2. Incidental learning occurs in children who are brought to reading through other interests. Some examples that they cite are song lyrics, comics and video games. The child had an interest in one of these things and learned to read in order to enjoy it more.
3. Finally, implicit learning happens for children who never develop any kind of motivation to learn to read. Even these children learn to read through encountering words around them in incidental settings such as computer prompts, instructions and labels. Parents were intentional to model literacy through everyday activities, and the children latently acquired it over time. Phonics, a main-stay in formal literacy education, seemed to play an insignificant role in many of the children who learned to read informally.
Many home educated children fiercely resisted their parents’ efforts to teach them through formal methods. The parents also felt that their attempts to teach literacy formally were ineffective. It was much more important that the parents built an environment in which children experienced literacy and felt supported to read when they were ready. Thomas and Pattison found that when children are allowed to develop reading at their own pace, they actually enjoy it. The children they studied who learned to read after age eight did not experience any adverse effects. They suggest that it is feasible for children to become literate simply through cultural immersion in a literate society.

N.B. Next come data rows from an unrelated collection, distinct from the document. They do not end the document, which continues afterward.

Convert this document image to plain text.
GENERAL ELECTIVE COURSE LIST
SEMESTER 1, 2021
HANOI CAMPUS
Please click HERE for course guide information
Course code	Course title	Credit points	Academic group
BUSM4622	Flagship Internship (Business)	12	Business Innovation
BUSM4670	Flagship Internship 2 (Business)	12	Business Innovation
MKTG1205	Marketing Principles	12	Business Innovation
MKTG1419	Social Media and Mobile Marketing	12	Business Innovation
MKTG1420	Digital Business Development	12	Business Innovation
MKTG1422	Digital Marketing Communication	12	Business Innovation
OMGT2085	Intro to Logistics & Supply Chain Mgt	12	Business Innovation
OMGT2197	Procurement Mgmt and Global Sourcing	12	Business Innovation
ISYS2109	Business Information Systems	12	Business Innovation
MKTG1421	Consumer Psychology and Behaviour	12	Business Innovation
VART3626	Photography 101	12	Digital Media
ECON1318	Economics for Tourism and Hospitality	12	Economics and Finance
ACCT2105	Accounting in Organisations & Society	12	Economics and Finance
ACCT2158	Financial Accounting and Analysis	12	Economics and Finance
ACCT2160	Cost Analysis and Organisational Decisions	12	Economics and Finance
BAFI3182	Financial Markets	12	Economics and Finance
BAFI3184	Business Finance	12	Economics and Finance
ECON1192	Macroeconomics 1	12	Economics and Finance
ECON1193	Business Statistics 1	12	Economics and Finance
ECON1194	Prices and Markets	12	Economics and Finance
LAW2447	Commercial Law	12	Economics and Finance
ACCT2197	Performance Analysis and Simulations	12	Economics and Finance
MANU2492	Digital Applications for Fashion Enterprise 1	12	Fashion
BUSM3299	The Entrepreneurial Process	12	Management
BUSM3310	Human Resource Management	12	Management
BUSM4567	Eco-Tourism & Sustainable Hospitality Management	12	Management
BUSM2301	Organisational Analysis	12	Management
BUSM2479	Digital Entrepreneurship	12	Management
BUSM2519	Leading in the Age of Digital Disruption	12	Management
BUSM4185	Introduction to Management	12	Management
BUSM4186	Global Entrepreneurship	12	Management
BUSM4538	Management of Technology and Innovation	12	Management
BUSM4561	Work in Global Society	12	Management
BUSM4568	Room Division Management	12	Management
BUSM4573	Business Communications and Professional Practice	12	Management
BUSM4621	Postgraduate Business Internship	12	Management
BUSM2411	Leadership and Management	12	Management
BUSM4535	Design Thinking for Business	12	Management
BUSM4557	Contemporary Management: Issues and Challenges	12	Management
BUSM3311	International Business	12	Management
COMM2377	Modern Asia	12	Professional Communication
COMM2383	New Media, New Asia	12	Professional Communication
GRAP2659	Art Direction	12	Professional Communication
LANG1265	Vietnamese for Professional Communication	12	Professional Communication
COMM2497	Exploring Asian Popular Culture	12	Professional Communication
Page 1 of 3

Appraisal: This article is similar to their 2013 study on informal home education. Without more information on their sample, it is difficult to make generalizations since informal education depends entirely on the quality of the environment provided by the parents. The informal acquisition of literacy may happen if the parents are well-educated, thoughtful and financially sound, but children may face more obstacles if the parenting situation is less than ideal. If simply being engaged in a literate world full of words is enough to teach someone to read, how do some people manage to remain illiterate?
A final note: Thomas and Pattison’s recommendation here will resonate with readers familiar with the history of pedagogical theory, for it is the purest embodiment of what used to be called “progressive” or “child-centered” pedagogy. Dewey’s ideal was nearly exactly that of Thomas and Pattison, with the exception that he believed this child-centered learning needed to happen in a public institution so that children from various backgrounds could learn cooperatively. In both cases, however, the entire theory depends upon a near godlike teacher (or in this case parent) who is able to furnish an environment that maximizes the potential for self-directed growth in children. The vision is beautiful, but there is a reason that it never really took off in schools. What teacher can truly anticipate the needs of a room full of children and furnish an environment that will enable all of them to make connections between their experiences and build on these experiences with more experiences in the future? Perhaps a parent has a better chance of pulling this off given her more complete understanding of her children and the smaller population with which she has to work. In that sense the population of homseschoolers about which Thomas and Pattison have been writing for several years now are perhaps the most Deweyan educators currently practicing the craft.